KiwiSaver is all about ups and downs (Photo: Getty Images)

Generally, what’s best for a person’s KiwiSaver is very specific to them. It depends on life circumstances like how old they are, when they want to access their KiwiSaver funds, whether they’re planning on buying their first home soon, and their general appetite for risk. 

But for someone who’s never taken intimate control of their personal finances, how do they know that they need to ask themselves these sorts of questions? What’s more, what do the answers to these questions mean they should do? Before engaging with their personal finances, how do they get an appreciation of what they don’t know, of where their blind spots are?

There are a bunch of resources out there that introduce basic financial concepts, including those provided by the Commission for Financial Capabilities’ Sorted team. I’d also suggest that any financial service provider who genuinely has its customer’s best interests at heart should also be able to provide access to its own resources or work with its customers through the decision making process. 

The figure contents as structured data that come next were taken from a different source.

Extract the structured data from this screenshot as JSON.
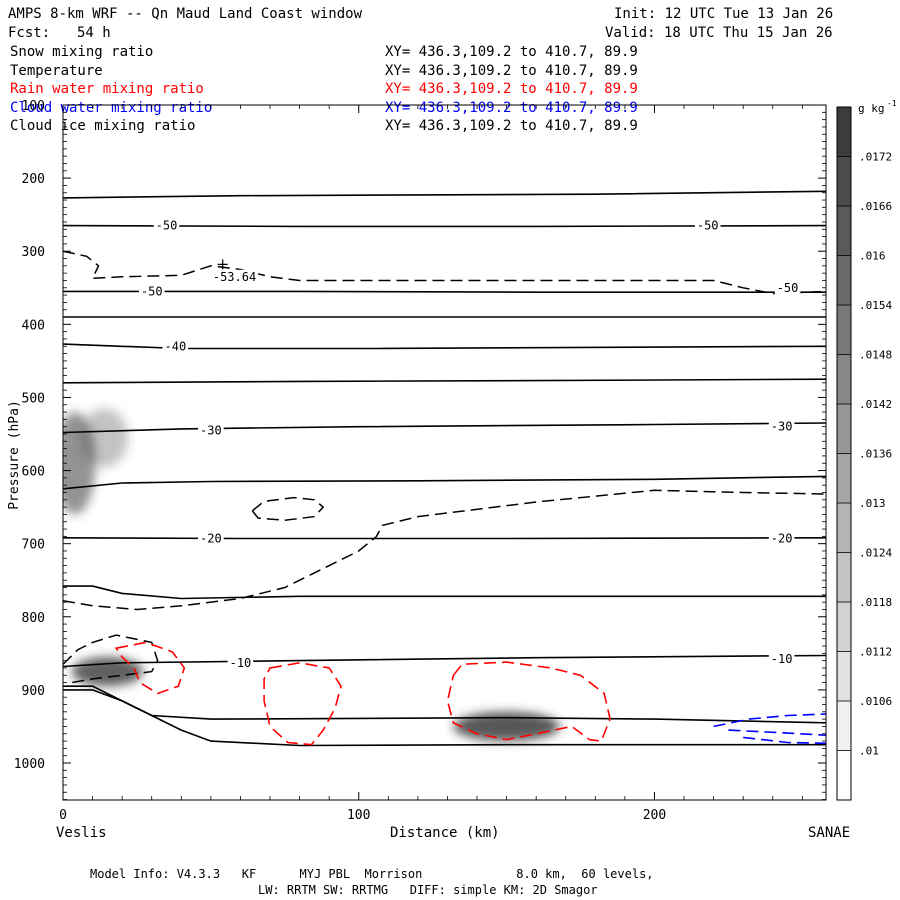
{
  "header": {
    "title": "AMPS 8-km WRF -- Qn Maud Land Coast window",
    "fcst_label": "Fcst:",
    "fcst_value": "54 h",
    "init": "Init: 12 UTC Tue 13 Jan 26",
    "valid": "Valid: 18 UTC Thu 15 Jan 26"
  },
  "fields": [
    {
      "name": "Snow mixing ratio",
      "xy": "XY= 436.3,109.2 to 410.7, 89.9",
      "color": "#000000"
    },
    {
      "name": "Temperature",
      "xy": "XY= 436.3,109.2 to 410.7, 89.9",
      "color": "#000000"
    },
    {
      "name": "Rain water mixing ratio",
      "xy": "XY= 436.3,109.2 to 410.7, 89.9",
      "color": "#ff0000"
    },
    {
      "name": "Cloud water mixing ratio",
      "xy": "XY= 436.3,109.2 to 410.7, 89.9",
      "color": "#0000ff"
    },
    {
      "name": "Cloud ice mixing ratio",
      "xy": "XY= 436.3,109.2 to 410.7, 89.9",
      "color": "#000000"
    }
  ],
  "footer": {
    "line1": "Model Info: V4.3.3   KF      MYJ PBL  Morrison             8.0 km,  60 levels,",
    "line2": "LW: RRTM SW: RRTMG   DIFF: simple KM: 2D Smagor"
  },
  "colors": {
    "rain": "#ff0000",
    "cloud_water": "#0000ff",
    "temperature": "#000000",
    "shade": "#3a3a3a"
  },
  "chart_data": {
    "type": "cross-section",
    "xlabel": "Distance (km)",
    "ylabel": "Pressure (hPa)",
    "xlim": [
      0,
      258
    ],
    "ylim": [
      1050,
      100
    ],
    "x_ticks": [
      0,
      100,
      200
    ],
    "y_ticks": [
      100,
      200,
      300,
      400,
      500,
      600,
      700,
      800,
      900,
      1000
    ],
    "left_endpoint": "Veslis",
    "right_endpoint": "SANAE",
    "colorbar": {
      "unit": "g kg",
      "unit_exp": "-1",
      "ticks": [
        ".0172",
        ".0166",
        ".016",
        ".0154",
        ".0148",
        ".0142",
        ".0136",
        ".013",
        ".0124",
        ".0118",
        ".0112",
        ".0106",
        ".01"
      ]
    },
    "isotherm_labels": [
      {
        "text": "-50",
        "x": 35,
        "p": 265
      },
      {
        "text": "-50",
        "x": 218,
        "p": 265
      },
      {
        "text": "-53.64",
        "x": 58,
        "p": 335
      },
      {
        "text": "-50",
        "x": 30,
        "p": 355
      },
      {
        "text": "-50",
        "x": 245,
        "p": 350
      },
      {
        "text": "-40",
        "x": 38,
        "p": 430
      },
      {
        "text": "-30",
        "x": 50,
        "p": 545
      },
      {
        "text": "-30",
        "x": 243,
        "p": 540
      },
      {
        "text": "-20",
        "x": 50,
        "p": 693
      },
      {
        "text": "-20",
        "x": 243,
        "p": 693
      },
      {
        "text": "-10",
        "x": 60,
        "p": 863
      },
      {
        "text": "-10",
        "x": 243,
        "p": 858
      }
    ],
    "solid_isotherms": [
      [
        [
          0,
          227
        ],
        [
          60,
          224
        ],
        [
          120,
          223
        ],
        [
          180,
          222
        ],
        [
          258,
          218
        ]
      ],
      [
        [
          0,
          265
        ],
        [
          80,
          266
        ],
        [
          160,
          266
        ],
        [
          258,
          265
        ]
      ],
      [
        [
          0,
          355
        ],
        [
          80,
          355
        ],
        [
          160,
          356
        ],
        [
          258,
          356
        ]
      ],
      [
        [
          0,
          390
        ],
        [
          100,
          390
        ],
        [
          258,
          390
        ]
      ],
      [
        [
          0,
          427
        ],
        [
          40,
          433
        ],
        [
          100,
          433
        ],
        [
          258,
          430
        ]
      ],
      [
        [
          0,
          480
        ],
        [
          80,
          478
        ],
        [
          160,
          477
        ],
        [
          258,
          475
        ]
      ],
      [
        [
          0,
          548
        ],
        [
          40,
          543
        ],
        [
          100,
          540
        ],
        [
          200,
          537
        ],
        [
          258,
          535
        ]
      ],
      [
        [
          0,
          625
        ],
        [
          20,
          617
        ],
        [
          50,
          615
        ],
        [
          120,
          614
        ],
        [
          200,
          612
        ],
        [
          258,
          608
        ]
      ],
      [
        [
          0,
          692
        ],
        [
          60,
          693
        ],
        [
          150,
          693
        ],
        [
          258,
          692
        ]
      ],
      [
        [
          0,
          758
        ],
        [
          10,
          758
        ],
        [
          20,
          768
        ],
        [
          40,
          775
        ],
        [
          80,
          772
        ],
        [
          150,
          772
        ],
        [
          258,
          772
        ]
      ],
      [
        [
          0,
          868
        ],
        [
          20,
          863
        ],
        [
          80,
          860
        ],
        [
          160,
          856
        ],
        [
          258,
          853
        ]
      ],
      [
        [
          0,
          900
        ],
        [
          10,
          900
        ],
        [
          20,
          915
        ],
        [
          30,
          935
        ],
        [
          50,
          940
        ],
        [
          150,
          938
        ],
        [
          200,
          940
        ],
        [
          258,
          945
        ]
      ],
      [
        [
          0,
          895
        ],
        [
          10,
          895
        ],
        [
          20,
          915
        ],
        [
          30,
          935
        ],
        [
          40,
          955
        ],
        [
          50,
          970
        ],
        [
          80,
          976
        ],
        [
          150,
          975
        ],
        [
          258,
          975
        ]
      ]
    ],
    "dashed_isotherms": [
      [
        [
          0,
          300
        ],
        [
          8,
          307
        ],
        [
          12,
          320
        ],
        [
          10,
          337
        ],
        [
          20,
          335
        ],
        [
          40,
          333
        ],
        [
          50,
          320
        ],
        [
          60,
          325
        ],
        [
          70,
          335
        ],
        [
          80,
          340
        ],
        [
          120,
          340
        ],
        [
          160,
          340
        ],
        [
          200,
          340
        ],
        [
          220,
          340
        ],
        [
          230,
          350
        ],
        [
          240,
          358
        ],
        [
          258,
          355
        ]
      ],
      [
        [
          0,
          778
        ],
        [
          10,
          785
        ],
        [
          25,
          790
        ],
        [
          40,
          785
        ],
        [
          60,
          775
        ],
        [
          75,
          760
        ],
        [
          85,
          740
        ],
        [
          100,
          710
        ],
        [
          106,
          690
        ],
        [
          108,
          675
        ],
        [
          113,
          670
        ],
        [
          120,
          663
        ],
        [
          160,
          643
        ],
        [
          200,
          627
        ],
        [
          230,
          630
        ],
        [
          258,
          632
        ]
      ],
      [
        [
          0,
          865
        ],
        [
          5,
          845
        ],
        [
          10,
          835
        ],
        [
          18,
          825
        ],
        [
          30,
          835
        ],
        [
          32,
          860
        ],
        [
          30,
          875
        ],
        [
          20,
          880
        ],
        [
          10,
          885
        ],
        [
          3,
          890
        ]
      ]
    ],
    "dashed_loops": [
      [
        [
          64,
          655
        ],
        [
          68,
          642
        ],
        [
          78,
          637
        ],
        [
          85,
          640
        ],
        [
          88,
          650
        ],
        [
          85,
          663
        ],
        [
          75,
          668
        ],
        [
          66,
          665
        ]
      ]
    ],
    "rain_contours": [
      [
        [
          18,
          843
        ],
        [
          28,
          835
        ],
        [
          37,
          848
        ],
        [
          41,
          870
        ],
        [
          39,
          895
        ],
        [
          32,
          905
        ],
        [
          26,
          890
        ],
        [
          24,
          870
        ],
        [
          20,
          855
        ]
      ],
      [
        [
          70,
          870
        ],
        [
          80,
          863
        ],
        [
          90,
          870
        ],
        [
          94,
          895
        ],
        [
          92,
          925
        ],
        [
          88,
          955
        ],
        [
          84,
          975
        ],
        [
          76,
          972
        ],
        [
          70,
          950
        ],
        [
          68,
          915
        ],
        [
          68,
          885
        ]
      ],
      [
        [
          132,
          880
        ],
        [
          135,
          865
        ],
        [
          150,
          862
        ],
        [
          165,
          870
        ],
        [
          175,
          880
        ],
        [
          183,
          905
        ],
        [
          185,
          940
        ],
        [
          182,
          970
        ],
        [
          178,
          968
        ],
        [
          172,
          950
        ],
        [
          160,
          960
        ],
        [
          150,
          968
        ],
        [
          140,
          960
        ],
        [
          132,
          945
        ],
        [
          130,
          915
        ]
      ]
    ],
    "cloud_water_contours": [
      [
        [
          220,
          950
        ],
        [
          232,
          940
        ],
        [
          245,
          935
        ],
        [
          258,
          933
        ]
      ],
      [
        [
          225,
          955
        ],
        [
          240,
          958
        ],
        [
          258,
          962
        ]
      ],
      [
        [
          230,
          965
        ],
        [
          245,
          972
        ],
        [
          258,
          973
        ]
      ]
    ],
    "shaded_regions": [
      {
        "x": 4,
        "p": 590,
        "rx": 7,
        "rp": 70,
        "opacity": 0.55
      },
      {
        "x": 14,
        "p": 555,
        "rx": 8,
        "rp": 40,
        "opacity": 0.3
      },
      {
        "x": 15,
        "p": 875,
        "rx": 12,
        "rp": 20,
        "opacity": 0.8
      },
      {
        "x": 150,
        "p": 950,
        "rx": 18,
        "rp": 20,
        "opacity": 0.85
      }
    ]
  }
}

Times like these also reinforce the importance of financial education from a young age. Research shows that by age seven many of our enduring financial behaviours have already developed – money habits that, if adequately supported and nourished, will mean that when their generation’s financial shock comes they’ll be much better placed to handle it. There are plenty of ways we can develop the next generations’ financial capability, from including them in our own financial experiences and journey, to encouraging your local school to include financial education, the likes of Banqer, in their programme of learning. 

Through engaging in our personal finances with our eyes open, by doing our own research and questioning, and not just blindly following the advice of a TV commercial, we can ensure that we don’t make an already challenging financial situation more challenging. We can control what we can, and at the least, know what we don’t know. 

Simon Brown is chief operating officer at Banqer, a social enterprise committed to improving financial education in schools.